Monsieur Noë était un homme extrêmement lucide, cohérent, profondément logique; aucun principe qu’il ne défendît sans l’appliquer! Comme nous évoquions la Prophétie qui motivait indirectement notre présence à l’observatoire, notre hôte saisit l’occasion pour préciser son point de vue dont il n’avait jusqu’à présent livré que des bribes au cours de la conversation, sentant que sa discrète réserve ne manquerait pas de susciter des questions:

– «Voyez-vous, moi je pense que cette Prophétie n’est pas seulement un tissu de légendes comme on l’affirme si souvent pour tenter de se rassurer tant bien que mal. Il y a là-dedans un fond de vérité, auquel se mêle aussi, très certainement, une part de fantaisie. Trop d’événements coïncident en fait avec ce qui avait été annoncé par le Prophète, trop de signes se manifestent de jour en jour, auxquels il est aujourd’hui impératif de prêter attention. Ne sentez-vous pas que les choses sont en train de changer?».

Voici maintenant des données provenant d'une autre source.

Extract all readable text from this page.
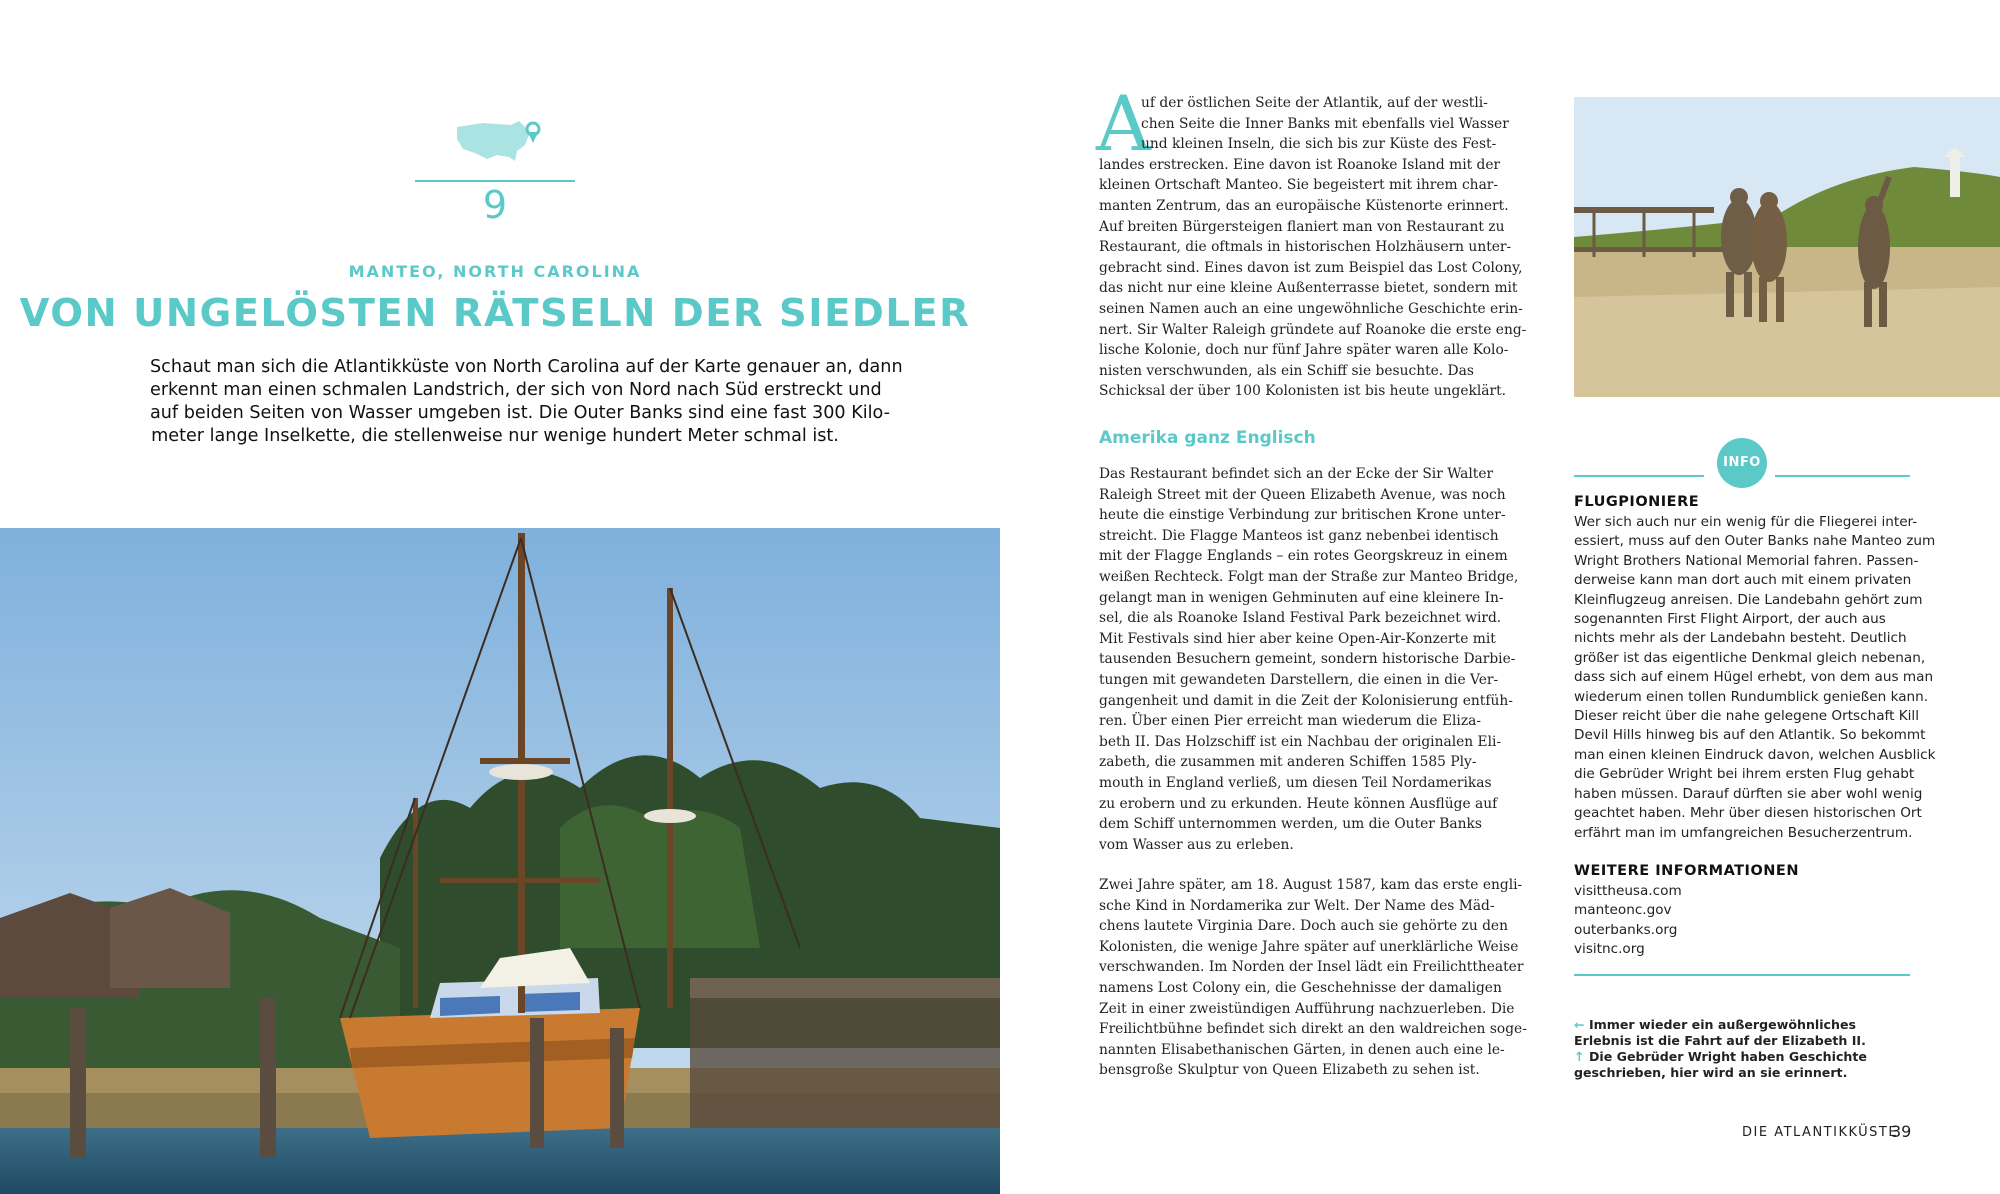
9
MANTEO, NORTH CAROLINA
VON UNGELÖSTEN RÄTSELN DER SIEDLER
Schaut man sich die Atlantikküste von North Carolina auf der Karte genauer an, dann
erkennt man einen schmalen Landstrich, der sich von Nord nach Süd erstreckt und
auf beiden Seiten von Wasser umgeben ist. Die Outer Banks sind eine fast 300 Kilo-
meter lange Inselkette, die stellenweise nur wenige hundert Meter schmal ist.
A
uf der östlichen Seite der Atlantik, auf der westli-
chen Seite die Inner Banks mit ebenfalls viel Wasser
und kleinen Inseln, die sich bis zur Küste des Fest-
landes erstrecken. Eine davon ist Roanoke Island mit der
kleinen Ortschaft Manteo. Sie begeistert mit ihrem char-
manten Zentrum, das an europäische Küstenorte erinnert.
Auf breiten Bürgersteigen flaniert man von Restaurant zu
Restaurant, die oftmals in historischen Holzhäusern unter-
gebracht sind. Eines davon ist zum Beispiel das Lost Colony,
das nicht nur eine kleine Außenterrasse bietet, sondern mit
seinen Namen auch an eine ungewöhnliche Geschichte erin-
nert. Sir Walter Raleigh gründete auf Roanoke die erste eng-
lische Kolonie, doch nur fünf Jahre später waren alle Kolo-
nisten verschwunden, als ein Schiff sie besuchte. Das
Schicksal der über 100 Kolonisten ist bis heute ungeklärt.
Amerika ganz Englisch
Das Restaurant befindet sich an der Ecke der Sir Walter
Raleigh Street mit der Queen Elizabeth Avenue, was noch
heute die einstige Verbindung zur britischen Krone unter-
streicht. Die Flagge Manteos ist ganz nebenbei identisch
mit der Flagge Englands – ein rotes Georgskreuz in einem
weißen Rechteck. Folgt man der Straße zur Manteo Bridge,
gelangt man in wenigen Gehminuten auf eine kleinere In-
sel, die als Roanoke Island Festival Park bezeichnet wird.
Mit Festivals sind hier aber keine Open-Air-Konzerte mit
tausenden Besuchern gemeint, sondern historische Darbie-
tungen mit gewandeten Darstellern, die einen in die Ver-
gangenheit und damit in die Zeit der Kolonisierung entfüh-
ren. Über einen Pier erreicht man wiederum die Eliza-
beth II. Das Holzschiff ist ein Nachbau der originalen Eli-
zabeth, die zusammen mit anderen Schiffen 1585 Ply-
mouth in England verließ, um diesen Teil Nordamerikas
zu erobern und zu erkunden. Heute können Ausflüge auf
dem Schiff unternommen werden, um die Outer Banks
vom Wasser aus zu erleben.
Zwei Jahre später, am 18. August 1587, kam das erste engli-
sche Kind in Nordamerika zur Welt. Der Name des Mäd-
chens lautete Virginia Dare. Doch auch sie gehörte zu den
Kolonisten, die wenige Jahre später auf unerklärliche Weise
verschwanden. Im Norden der Insel lädt ein Freilichttheater
namens Lost Colony ein, die Geschehnisse der damaligen
Zeit in einer zweistündigen Aufführung nachzuerleben. Die
Freilichtbühne befindet sich direkt an den waldreichen soge-
nannten Elisabethanischen Gärten, in denen auch eine le-
bensgroße Skulptur von Queen Elizabeth zu sehen ist.
INFO
FLUGPIONIERE
Wer sich auch nur ein wenig für die Fliegerei inter-
essiert, muss auf den Outer Banks nahe Manteo zum
Wright Brothers National Memorial fahren. Passen-
derweise kann man dort auch mit einem privaten
Kleinflugzeug anreisen. Die Landebahn gehört zum
sogenannten First Flight Airport, der auch aus
nichts mehr als der Landebahn besteht. Deutlich
größer ist das eigentliche Denkmal gleich nebenan,
dass sich auf einem Hügel erhebt, von dem aus man
wiederum einen tollen Rundumblick genießen kann.
Dieser reicht über die nahe gelegene Ortschaft Kill
Devil Hills hinweg bis auf den Atlantik. So bekommt
man einen kleinen Eindruck davon, welchen Ausblick
die Gebrüder Wright bei ihrem ersten Flug gehabt
haben müssen. Darauf dürften sie aber wohl wenig
geachtet haben. Mehr über diesen historischen Ort
erfährt man im umfangreichen Besucherzentrum.
WEITERE INFORMATIONEN
visittheusa.com
manteonc.gov
outerbanks.org
visitnc.org
← Immer wieder ein außergewöhnliches
Erlebnis ist die Fahrt auf der Elizabeth II.
↑ Die Gebrüder Wright haben Geschichte
geschrieben, hier wird an sie erinnert.
DIE ATLANTIKKÜSTE
39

– «Vous pensez donc vous aussi qu’une sorte de Tournant cosmique se prépare, qui décidera bientôt de l’avenir de l’homme?» interrogea Isabelle.

– «Oui, c’est exactement ce que je pense. De gré ou de force, l’humanité va être conduite vers de profondes mutations, contrainte de respecter les Lois naturelles qui régissent l’Univers.»

– «Et si elle s’obstine à ne pas les respecter?» reprit Isabelle.

– «Eh bien, je me demande si nous ne devrons pas tout bonnement disparaître, balayés par les conséquences désastreuses d’erreurs millénaires. C’est qu’elles prennent aujourd’hui des proportions toutes nouvelles, nos erreurs: dans l’histoire de notre globe, c’est la première fois que nous sommes investis d’un tel pouvoir. Nous tenons entre nos mains le destin de la planète tout entière!»

– «Et vous avez une idée, vous, pour éviter la catastrophe?» interrogea Isabelle, dubitative.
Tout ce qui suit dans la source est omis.